On This Day…December 22nd
Polikarpov I-15 biplanes under repair in Moscow, 22 Dec 1941. The I-15 was nicknamed ‘Chaika’ (seagull) due to the gulled shape of the upper wing.
Always partial to a carrier. This is the USS Belleau Wood (CVL-24) as she enters Pearl Harbor, 22 Dec 1943. Originally laid down as the Cleveland-class light cruiser ‘New Haven’ (CL-76), she was finished as an aircraft carrier, reclassified and renamed Belleau Wood in honour of the Battle of Belleau Wood (1918) in France World War I.
This picture was taken in Vukovar in Dec22nd, 1992 and the kids in the photo are most likely ethnic Serbs. Vukovar came under the control of the Yugoslav People’s Army in November of 1991. At that point most ethnic Croats fled the city. The tank in the background also points to this fact since the JNA was far better armed than the budding Croatian army.
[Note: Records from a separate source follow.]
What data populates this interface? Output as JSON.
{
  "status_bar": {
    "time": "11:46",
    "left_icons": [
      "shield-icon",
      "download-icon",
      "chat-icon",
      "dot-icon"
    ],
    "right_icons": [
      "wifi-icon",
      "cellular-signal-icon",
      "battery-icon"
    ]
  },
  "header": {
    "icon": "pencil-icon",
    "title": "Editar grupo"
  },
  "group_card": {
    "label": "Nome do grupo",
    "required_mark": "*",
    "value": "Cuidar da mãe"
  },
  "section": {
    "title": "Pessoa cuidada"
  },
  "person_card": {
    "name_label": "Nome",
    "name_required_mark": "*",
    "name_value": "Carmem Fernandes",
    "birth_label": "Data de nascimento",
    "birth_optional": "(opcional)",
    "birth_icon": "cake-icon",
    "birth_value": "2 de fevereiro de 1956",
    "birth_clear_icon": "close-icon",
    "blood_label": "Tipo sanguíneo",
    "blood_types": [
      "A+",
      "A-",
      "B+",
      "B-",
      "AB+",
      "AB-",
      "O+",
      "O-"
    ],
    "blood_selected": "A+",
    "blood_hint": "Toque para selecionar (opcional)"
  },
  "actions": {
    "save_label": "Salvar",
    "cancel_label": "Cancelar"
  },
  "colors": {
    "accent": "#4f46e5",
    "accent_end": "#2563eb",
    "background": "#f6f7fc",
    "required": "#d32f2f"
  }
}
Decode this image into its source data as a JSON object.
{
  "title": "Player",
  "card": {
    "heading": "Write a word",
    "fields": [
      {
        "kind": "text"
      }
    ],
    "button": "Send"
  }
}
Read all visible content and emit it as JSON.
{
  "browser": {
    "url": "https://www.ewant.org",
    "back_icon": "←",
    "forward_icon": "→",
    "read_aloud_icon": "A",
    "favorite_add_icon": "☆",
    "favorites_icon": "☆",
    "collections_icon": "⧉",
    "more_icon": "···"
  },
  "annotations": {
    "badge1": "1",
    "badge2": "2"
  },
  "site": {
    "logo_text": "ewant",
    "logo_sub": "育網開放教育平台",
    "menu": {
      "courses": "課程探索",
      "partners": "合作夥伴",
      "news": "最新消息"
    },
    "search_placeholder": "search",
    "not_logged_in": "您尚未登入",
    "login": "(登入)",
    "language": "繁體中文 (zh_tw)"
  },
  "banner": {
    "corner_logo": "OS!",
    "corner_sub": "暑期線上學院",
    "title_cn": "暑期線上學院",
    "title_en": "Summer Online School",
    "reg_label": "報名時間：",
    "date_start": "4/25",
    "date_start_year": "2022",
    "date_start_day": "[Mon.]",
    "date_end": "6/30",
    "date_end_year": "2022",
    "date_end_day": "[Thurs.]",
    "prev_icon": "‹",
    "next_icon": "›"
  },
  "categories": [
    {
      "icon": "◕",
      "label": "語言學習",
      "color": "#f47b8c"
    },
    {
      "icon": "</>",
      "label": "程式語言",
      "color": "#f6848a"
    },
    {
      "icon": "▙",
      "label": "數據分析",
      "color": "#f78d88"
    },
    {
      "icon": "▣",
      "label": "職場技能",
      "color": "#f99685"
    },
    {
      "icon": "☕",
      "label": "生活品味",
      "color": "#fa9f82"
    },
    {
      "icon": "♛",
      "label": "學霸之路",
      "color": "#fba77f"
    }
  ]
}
Keeping the carrier theme, this is battleship HMS Valliant as seen from the flight deck of HMS Illustrious, practice shooting during exercises in the Indian Ocean, 22nd December 1942. In the foreground are several Fairey Fulmars and I think the aircraft to the stern are Martlets?
Avro Lancaster GP-W (ED437) flying from RAF Winthorpe, Nottinghamshire, UK. December 22nd 1943. The crew; Tommy Graham, Jack Watson, Jimmy Horne, Bob Winfield, Don Chick, George Landridge, and Harry Goldberg were tragically lost on Operations just four months later, on 27th April 1944.
A man and his dog. Russian front, December 22nd, 1943. Don’t think much of either’s odds.
In Bastogne, 22nd of December, German General Luttwitz sent word to General McAuliffe, commander of the 101st. He was supremely confident that the Nazis would retake the city, telling McAuliffe that his only option was surrender. Infuriated, McAuliffe wrote a simple response. Famously, all it said was “Nuts!” Confused, the messenger asked for an explanation. He was told that it was the equivalent of “Go to Hell!” - I believe it was a little more...frank than that.
Soon after, some of American General Patton’s Third Army, primarily the 4th Armored Division’s 37th Armor Battalion, arrived to relieve them and aid them in punching through the line. McAuliffe went on the offensive, launching a significant counterattack that would force the German army to retreat. This choke point created would allow the Allies to send supplies throughout the area, signing the ultimate fate of the Third Reich. Merry Christmas, indeed.
The arrival of Santa Claus by V-bomber at Gaydon RAF station in 1964. He had called in at a party arranged for a Children's Home, Warwick, UK, 22nd December 1964.